Zu beachten ist, dass die GmbH erst mit der Eintragung in das Handelsregister entsteht. Bis zur Eintragung in das Handelsregister sind zwei Phasen zu unterscheiden, nämlich die Vorgründungsgesellschaft und die der Vorgesellschaft:

  • Eine Vorgründungsgesellschaft entsteht mit der formlosen Vereinbarung der Gründer, einen GmbH-Vertrag miteinander abzuschließen. Rechtlich ist sie als Gesellschaft bürgerlichen Rechts (GbR) zu qualifizieren.

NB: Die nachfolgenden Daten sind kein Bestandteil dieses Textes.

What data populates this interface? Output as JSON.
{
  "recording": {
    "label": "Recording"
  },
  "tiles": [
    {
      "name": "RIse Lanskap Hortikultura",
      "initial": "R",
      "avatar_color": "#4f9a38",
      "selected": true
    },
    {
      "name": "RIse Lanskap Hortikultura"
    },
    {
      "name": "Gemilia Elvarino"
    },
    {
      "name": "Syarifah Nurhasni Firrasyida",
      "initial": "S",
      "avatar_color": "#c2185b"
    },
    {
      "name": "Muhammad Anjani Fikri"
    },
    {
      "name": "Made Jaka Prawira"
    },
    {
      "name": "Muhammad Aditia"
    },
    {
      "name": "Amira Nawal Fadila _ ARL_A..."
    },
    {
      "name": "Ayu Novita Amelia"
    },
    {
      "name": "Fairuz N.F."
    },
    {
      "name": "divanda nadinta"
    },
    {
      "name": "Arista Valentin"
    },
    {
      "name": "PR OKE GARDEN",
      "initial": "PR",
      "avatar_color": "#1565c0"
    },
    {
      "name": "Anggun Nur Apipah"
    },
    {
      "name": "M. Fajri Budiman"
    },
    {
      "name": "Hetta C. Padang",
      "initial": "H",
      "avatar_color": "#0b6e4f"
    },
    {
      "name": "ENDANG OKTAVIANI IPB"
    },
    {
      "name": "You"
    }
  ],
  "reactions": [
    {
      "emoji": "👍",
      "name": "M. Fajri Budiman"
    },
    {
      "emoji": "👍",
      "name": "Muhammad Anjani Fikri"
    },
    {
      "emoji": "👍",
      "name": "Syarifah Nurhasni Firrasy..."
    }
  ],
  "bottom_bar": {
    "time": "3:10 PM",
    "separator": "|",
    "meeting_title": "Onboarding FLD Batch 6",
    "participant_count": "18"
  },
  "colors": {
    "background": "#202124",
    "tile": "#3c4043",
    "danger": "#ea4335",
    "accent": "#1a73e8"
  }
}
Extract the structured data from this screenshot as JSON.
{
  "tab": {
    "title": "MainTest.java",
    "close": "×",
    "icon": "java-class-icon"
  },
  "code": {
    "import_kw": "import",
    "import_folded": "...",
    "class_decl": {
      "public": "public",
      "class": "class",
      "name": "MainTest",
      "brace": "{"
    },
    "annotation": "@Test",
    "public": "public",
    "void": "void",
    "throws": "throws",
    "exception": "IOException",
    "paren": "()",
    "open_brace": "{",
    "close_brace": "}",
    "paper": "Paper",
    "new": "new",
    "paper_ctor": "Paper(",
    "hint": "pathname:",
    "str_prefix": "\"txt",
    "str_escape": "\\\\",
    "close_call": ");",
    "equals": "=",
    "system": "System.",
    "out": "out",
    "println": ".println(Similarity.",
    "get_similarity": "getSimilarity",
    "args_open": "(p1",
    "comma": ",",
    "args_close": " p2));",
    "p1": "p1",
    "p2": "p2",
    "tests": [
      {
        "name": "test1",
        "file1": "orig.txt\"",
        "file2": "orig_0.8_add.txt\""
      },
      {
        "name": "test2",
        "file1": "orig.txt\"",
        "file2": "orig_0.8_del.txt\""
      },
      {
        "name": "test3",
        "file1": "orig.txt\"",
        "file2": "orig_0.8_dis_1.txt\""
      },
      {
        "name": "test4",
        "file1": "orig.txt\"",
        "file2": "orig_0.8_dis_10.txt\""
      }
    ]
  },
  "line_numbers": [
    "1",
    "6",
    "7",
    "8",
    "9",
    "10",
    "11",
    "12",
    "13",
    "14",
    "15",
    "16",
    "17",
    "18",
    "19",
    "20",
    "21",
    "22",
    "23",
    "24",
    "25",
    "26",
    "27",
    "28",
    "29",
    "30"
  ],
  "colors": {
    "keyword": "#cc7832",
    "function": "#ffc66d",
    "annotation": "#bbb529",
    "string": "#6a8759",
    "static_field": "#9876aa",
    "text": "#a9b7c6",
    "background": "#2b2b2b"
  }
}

Deshalb besteht in dieser Phase auch ein persönliches Haftungsrisiko für Verbindlichkeiten, welche für die noch nicht gegründete GmbH eingegangen wurden.
  • Eine Vor-GmbH entsteht mit der notariellen Beurkundung des Gesellschaftsvertrages. Die Vor-GmbH ist gesetzlich nicht geregelt, aber von der Rechtsprechung als Gesellschaft eigener Art anerkannt. Sie kann Träger von Rechten und Pflichten sein, beispielsweise darf sie schon vor der Eintragung in das Handelsregister unter ihrer Firma auftreten. Allerdings muss der Firma dann der Zusatz "in Gründung" oder "i.G." beigestellt werden, sonst wäre der Firmengebrauch unzulässig. Die vor der Eintragung der GmbH handelnden Personen haften persönlich und gesamtschuldnerisch. Diese Handelndenhaftung endet mit der Eintragung im Handelsregister. Unabhängig davon haften auch die Gesellschafter für Verbindlichkeiten der Vor-GmbH.
  • Erst mit der Eintragung in das Handelsregister entsteht die GmbH als juristische Person – und deren Haftungsbeschränkung.